Since the results of applying DC and DC-offset voltages to the electrodes in our experiments indicated no significant improvement in the induced electric wind velocity, we considered an alternative case of applying voltage. In this case, we studied the effect of applying an AC sinusoidal voltage to the lower electrode, which was synchronized, with the sinusoidal voltage applied to the upper one. For this purpose, we designed a new switching circuit using a microcontroller element to produce two independent sinusoidal voltages with an adjustable phase difference. The experimental results of applying two sinusoidal voltages with zero phase difference to the upper and lower electrodes encouraged us to study the phase difference of two AC voltages as a new parameter, which to the best of our knowledge has not been studied yet in the ASDBD performance. We carried out similar measurements of the previous cases for different values of the phase differences.

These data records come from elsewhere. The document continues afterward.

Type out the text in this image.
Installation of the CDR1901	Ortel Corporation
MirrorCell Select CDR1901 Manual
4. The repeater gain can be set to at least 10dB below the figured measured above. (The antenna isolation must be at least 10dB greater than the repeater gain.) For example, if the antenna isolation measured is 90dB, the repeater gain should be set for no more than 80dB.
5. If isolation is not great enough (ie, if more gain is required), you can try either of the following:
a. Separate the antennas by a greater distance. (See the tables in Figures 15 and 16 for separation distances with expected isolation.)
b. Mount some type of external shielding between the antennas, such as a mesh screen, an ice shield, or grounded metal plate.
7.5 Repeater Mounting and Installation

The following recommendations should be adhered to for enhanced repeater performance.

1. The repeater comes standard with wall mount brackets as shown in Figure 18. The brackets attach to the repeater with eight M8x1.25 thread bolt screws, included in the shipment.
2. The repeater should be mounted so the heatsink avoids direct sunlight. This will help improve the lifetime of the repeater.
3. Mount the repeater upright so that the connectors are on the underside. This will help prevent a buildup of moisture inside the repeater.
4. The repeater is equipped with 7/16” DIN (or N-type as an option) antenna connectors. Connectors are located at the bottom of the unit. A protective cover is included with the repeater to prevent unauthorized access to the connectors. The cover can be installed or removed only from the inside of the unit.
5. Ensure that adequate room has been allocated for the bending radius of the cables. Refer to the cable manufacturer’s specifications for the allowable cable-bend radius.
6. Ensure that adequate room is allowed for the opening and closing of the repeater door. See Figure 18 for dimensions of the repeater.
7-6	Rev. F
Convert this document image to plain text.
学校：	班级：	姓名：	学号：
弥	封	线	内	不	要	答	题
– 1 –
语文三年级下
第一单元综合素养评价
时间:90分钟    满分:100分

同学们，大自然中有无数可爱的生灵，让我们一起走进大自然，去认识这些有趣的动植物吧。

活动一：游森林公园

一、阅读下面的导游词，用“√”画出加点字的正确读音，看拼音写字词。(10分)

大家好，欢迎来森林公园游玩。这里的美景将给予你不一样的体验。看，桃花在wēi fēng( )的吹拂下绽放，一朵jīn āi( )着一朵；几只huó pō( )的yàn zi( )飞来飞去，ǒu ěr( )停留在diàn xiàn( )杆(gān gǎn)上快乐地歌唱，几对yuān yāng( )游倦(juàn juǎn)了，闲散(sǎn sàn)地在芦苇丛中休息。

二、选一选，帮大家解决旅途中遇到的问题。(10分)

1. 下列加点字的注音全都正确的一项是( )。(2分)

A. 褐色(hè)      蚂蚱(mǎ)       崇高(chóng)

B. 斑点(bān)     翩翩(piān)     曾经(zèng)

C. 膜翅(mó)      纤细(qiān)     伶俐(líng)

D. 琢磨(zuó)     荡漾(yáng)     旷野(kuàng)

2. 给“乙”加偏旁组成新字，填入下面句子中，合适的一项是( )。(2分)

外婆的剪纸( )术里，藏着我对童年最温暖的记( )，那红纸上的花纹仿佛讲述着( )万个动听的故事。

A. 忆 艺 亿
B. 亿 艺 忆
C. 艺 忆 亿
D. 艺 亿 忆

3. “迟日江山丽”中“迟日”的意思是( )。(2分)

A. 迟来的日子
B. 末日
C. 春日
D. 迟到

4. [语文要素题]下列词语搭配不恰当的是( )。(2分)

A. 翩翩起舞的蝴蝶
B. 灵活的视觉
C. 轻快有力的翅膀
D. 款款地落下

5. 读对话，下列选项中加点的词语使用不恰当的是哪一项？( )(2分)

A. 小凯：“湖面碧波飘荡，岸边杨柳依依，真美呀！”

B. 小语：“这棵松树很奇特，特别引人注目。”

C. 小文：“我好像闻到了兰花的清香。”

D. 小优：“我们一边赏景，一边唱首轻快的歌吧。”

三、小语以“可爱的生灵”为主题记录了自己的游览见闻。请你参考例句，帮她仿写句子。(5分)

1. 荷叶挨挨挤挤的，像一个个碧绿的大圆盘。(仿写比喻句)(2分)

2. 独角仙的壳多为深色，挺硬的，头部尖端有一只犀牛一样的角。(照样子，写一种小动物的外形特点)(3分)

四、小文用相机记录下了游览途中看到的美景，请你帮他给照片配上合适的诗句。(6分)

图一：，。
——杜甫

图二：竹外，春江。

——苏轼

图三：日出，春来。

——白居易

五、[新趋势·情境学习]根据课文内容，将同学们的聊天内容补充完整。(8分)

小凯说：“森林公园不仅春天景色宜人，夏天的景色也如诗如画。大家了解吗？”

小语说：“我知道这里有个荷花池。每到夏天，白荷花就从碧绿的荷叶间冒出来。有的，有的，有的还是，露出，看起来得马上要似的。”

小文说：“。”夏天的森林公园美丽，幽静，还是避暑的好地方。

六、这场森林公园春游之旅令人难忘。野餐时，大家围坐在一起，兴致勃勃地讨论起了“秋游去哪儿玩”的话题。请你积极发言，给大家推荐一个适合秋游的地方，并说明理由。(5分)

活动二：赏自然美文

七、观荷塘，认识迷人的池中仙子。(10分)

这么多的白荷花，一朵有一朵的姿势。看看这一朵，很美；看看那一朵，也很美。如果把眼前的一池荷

This article is organized as follows:

In Sect. 2, the methods and apparatuses of the experimental measurements are explained, in Sect. 3 the results of the experiments concerning applying DC/DC-offset bias voltages to the lower electrode, exchanging the upper and lower electrode voltages and applying the phase difference between the voltages of the electrodes are presented. In the last section, the conclusions of the experiments are discussed.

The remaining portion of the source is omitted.